魏无羡转头看了眼努力默背的江澄,轻轻笑了一声,看着人咋舌:
魏无羡“师弟,这点东西你还需要特意去背啊?”
躲开对方那能杀人的眼神,魏无羡耸耸肩看向一边哼了一声,倒是不甚在意地继续闲聊,直到蓝老头进来,轻咳一声随后佯装正襟危坐。
江澄合上书本在心里默默过着方才记下的内容,此时的心情已经不能用暴躁来形容了,但是看了一眼讲台上一手捋着山羊胡须的蓝启仁,将紧握的拳头松开,淡定地找出纸笔来。
魏无羡倒是自若,拿起纸笔便信手写下家规和雅正集,顺便多写了几句还记得的礼则篇,随后便把笔丢到一边,趴在桌上等待收卷。
过了一刻钟后,江澄会的基本上已经默下了,只剩下那些零零碎碎若隐若现的只言片语还在脑中叫嚣。
江澄“云深不知处还禁…什么来着?”
江澄低声自言自语,一面蹙眉思索,一面在稿纸上胡乱写着寻找灵感。
魏无羡“不可无端哂笑,不可惊扰女修,不可与人攀比……”
见蓝老头溜达到后面,魏无羡眯了眯眸子看了眼江澄写不上来的几句,轻轻叩了一下桌子,随后低声提醒。
恰好又收到聂怀桑的求救信号,魏无羡义正言辞地拒绝,随后坐正身子俨然一副认真检查的模样。然而好死不死又被蓝忘机逮到了,魏无羡后背一凉,暗自懊恼倒是忘了蓝老头的“眼线”。
有了魏无羡的“舍命相助”,江澄顺顺利利把剩下的都写上了。抬眸看了魏无羡一眼,递过去一个感激的眼神,不知对方有没有接收到。熬到收卷之后江澄才舒了口气,想了想还是道了句:
江澄“多谢。
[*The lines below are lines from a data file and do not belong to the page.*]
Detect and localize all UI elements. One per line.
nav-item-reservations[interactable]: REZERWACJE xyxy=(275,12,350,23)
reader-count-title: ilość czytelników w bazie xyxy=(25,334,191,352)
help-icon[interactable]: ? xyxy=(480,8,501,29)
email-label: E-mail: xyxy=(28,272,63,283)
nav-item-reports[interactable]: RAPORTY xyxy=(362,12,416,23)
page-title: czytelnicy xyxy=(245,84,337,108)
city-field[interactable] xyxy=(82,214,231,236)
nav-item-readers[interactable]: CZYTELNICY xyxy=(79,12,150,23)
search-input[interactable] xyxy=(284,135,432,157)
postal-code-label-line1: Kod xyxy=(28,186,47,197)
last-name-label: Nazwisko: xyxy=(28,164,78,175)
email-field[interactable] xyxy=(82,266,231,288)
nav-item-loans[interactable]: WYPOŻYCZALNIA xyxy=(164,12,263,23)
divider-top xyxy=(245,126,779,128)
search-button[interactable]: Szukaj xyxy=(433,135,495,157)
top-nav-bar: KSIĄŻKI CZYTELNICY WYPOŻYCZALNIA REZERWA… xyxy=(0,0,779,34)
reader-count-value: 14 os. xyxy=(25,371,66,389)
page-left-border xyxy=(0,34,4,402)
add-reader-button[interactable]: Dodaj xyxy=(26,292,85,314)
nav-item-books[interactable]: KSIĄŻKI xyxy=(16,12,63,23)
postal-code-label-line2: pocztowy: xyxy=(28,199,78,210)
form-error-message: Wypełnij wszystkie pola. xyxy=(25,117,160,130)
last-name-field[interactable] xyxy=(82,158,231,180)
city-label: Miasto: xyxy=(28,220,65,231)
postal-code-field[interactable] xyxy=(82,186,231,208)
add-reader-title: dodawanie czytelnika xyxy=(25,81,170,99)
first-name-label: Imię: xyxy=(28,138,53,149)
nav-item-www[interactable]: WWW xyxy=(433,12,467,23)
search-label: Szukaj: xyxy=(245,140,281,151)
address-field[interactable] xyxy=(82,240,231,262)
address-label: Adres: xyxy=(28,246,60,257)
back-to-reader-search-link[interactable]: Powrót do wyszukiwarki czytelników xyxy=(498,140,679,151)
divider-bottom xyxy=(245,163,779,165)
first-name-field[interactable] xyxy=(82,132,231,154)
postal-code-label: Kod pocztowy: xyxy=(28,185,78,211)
”
魏无羡“跟我讲个什么谢,不过…我感觉蓝湛可能要……”
魏无羡话还没说完就听到身后一声唤,末了只认命的一叹,站起身看着江澄,颇有依依惜别又英勇就义的架势,
魏无羡“罢了……江澄,我赴死去了,你可要记得给我收尸。”
江澄“……保重。”
江澄眼皮一跳,瞟了眼不远处凛若冰霜的白衣人,敛了想同魏无羡打趣的心思。只收拾好自己与对方的书袋,与魏无羡擦肩而过时悄悄捏了捏人的手指以示安慰,便独自回去了。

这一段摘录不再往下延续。